Muslime ziehen vor den Richter
Betreiber islamischer Kindergärten wehren sich gegen Vorwürfe, die Kinder dort zu radikalisieren. Aber der Druck auf diese Betreuungsstätten wächst weiter.
Die Betreiber von muslimischen Kindergärten in Wien gehen in die Offensive. Sie kündigten rechtliche Schritte gegen den Islamwissenschafter Edna Aslan an, der in einer Forschungsarbeit im Auftrag des Integrationsministeriums darauf hingewiesen hatte, dass in einigen muslimischen Betreuungseinrichtungen Mädchen und Buben radikalisiert würden. In dem Bericht seien strafrechtlich relevante Vorwürfe enthalten, so die Begründung für den Gang zu Gericht. Außerdem seien die Resultate der Studie „nicht konstruktiv in ihrer Kritik“. So werde die Offenheit der Kindergärten für das Forschungsprojekt bemängelt. Dabei seien viele gar nicht angefragt worden, wird versichert. Außerdem kenne man die Fragebögen nicht und könne das Forschungsdesign nicht nachvollziehen.

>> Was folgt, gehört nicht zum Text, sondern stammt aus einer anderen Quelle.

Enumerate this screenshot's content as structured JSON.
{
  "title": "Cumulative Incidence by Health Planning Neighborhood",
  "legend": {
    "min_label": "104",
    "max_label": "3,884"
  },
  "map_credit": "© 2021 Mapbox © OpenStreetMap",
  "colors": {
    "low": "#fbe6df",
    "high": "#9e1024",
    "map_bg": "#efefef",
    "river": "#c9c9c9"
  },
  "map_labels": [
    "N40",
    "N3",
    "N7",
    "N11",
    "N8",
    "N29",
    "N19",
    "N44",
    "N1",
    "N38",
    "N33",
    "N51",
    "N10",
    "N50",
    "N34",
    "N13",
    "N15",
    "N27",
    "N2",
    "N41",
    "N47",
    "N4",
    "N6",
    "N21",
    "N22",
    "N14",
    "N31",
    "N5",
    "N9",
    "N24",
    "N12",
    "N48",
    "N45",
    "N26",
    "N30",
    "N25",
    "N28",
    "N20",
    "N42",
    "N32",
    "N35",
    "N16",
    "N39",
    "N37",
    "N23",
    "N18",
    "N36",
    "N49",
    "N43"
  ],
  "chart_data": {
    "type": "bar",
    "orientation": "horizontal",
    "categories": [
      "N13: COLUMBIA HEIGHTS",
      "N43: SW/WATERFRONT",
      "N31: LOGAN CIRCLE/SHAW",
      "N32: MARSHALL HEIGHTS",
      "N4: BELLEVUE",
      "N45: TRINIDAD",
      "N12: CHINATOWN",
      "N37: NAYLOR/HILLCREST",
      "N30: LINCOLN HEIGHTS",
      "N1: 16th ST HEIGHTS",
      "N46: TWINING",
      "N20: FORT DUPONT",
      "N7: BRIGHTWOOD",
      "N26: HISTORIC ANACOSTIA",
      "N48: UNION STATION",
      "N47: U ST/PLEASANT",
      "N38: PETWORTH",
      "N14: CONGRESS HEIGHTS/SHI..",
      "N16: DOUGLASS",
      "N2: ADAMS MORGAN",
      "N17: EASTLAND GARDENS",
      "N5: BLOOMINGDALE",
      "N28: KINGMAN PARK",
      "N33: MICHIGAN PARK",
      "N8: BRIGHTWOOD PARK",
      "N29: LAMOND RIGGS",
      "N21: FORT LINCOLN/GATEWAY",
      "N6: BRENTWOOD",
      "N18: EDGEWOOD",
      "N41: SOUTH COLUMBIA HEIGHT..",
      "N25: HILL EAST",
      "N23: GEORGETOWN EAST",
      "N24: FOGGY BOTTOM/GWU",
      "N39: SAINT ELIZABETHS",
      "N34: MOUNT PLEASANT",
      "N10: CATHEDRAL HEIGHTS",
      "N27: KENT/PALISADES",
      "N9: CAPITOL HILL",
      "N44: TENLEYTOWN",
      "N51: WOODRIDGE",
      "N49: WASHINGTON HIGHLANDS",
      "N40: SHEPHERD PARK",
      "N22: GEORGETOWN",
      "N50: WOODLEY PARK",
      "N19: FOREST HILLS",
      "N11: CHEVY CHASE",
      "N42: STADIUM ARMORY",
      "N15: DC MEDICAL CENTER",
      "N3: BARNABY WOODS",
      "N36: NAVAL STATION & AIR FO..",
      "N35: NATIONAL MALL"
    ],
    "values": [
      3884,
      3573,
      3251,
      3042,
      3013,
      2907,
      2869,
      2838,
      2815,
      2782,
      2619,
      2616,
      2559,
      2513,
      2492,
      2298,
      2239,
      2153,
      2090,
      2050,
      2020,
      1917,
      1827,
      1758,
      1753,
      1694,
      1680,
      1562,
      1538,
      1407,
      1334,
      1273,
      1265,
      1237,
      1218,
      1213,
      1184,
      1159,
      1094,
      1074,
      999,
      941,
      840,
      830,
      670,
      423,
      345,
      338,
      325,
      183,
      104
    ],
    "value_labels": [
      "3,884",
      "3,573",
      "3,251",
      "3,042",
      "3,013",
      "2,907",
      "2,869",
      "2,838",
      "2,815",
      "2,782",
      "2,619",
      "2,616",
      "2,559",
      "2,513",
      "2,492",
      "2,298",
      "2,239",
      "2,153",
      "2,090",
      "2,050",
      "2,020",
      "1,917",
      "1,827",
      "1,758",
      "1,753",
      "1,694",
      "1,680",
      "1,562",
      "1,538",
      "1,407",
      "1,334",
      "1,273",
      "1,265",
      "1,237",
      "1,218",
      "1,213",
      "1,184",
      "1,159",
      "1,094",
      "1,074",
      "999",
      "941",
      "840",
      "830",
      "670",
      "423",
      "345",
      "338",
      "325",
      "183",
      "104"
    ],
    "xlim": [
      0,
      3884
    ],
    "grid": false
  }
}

Versichert wird von den muslimischen Trägervereinen, dass alle in den jeweiligen Gruppen beschäftigten Pädagogen qualifiziert seien. Auch das Bildungsangebot entspreche dem Bildungsplan der Stadt Wien: „Es gibt keinerlei abweichende oder gar geheime Curricula.“Gesprochen werde Deutsch, auch wenn mitunter muttersprachliche Förderung angeboten werde, „weil dies nachweislich dem Erwerb der deutschen Sprache dient“.
„In unseren Kindergärten lernen die Kinder den selbstverständlichen Umgang mit kultureller und sprachlicher, oftmals auch religiöser Vielfalt kennen, sie werden befähigt zu einem Leben in einer pluralistischen Gesellschaft“, beteuern die Betreiber. Unterzeichnet wurde die Aussendung von der „Kindergruppe Karim“, dem Betreiber „Lernen fürs Leben – Kindergarten“, dem integrativen Bildungs- und Informationszentrum IBIZ und der Islamischen Vereinigung in Österreich. Dem Vorstand dieser Gruppierung wird laut Studie übrigens ein Naheverhältnis zur Muslimbruderschaft nachgesagt.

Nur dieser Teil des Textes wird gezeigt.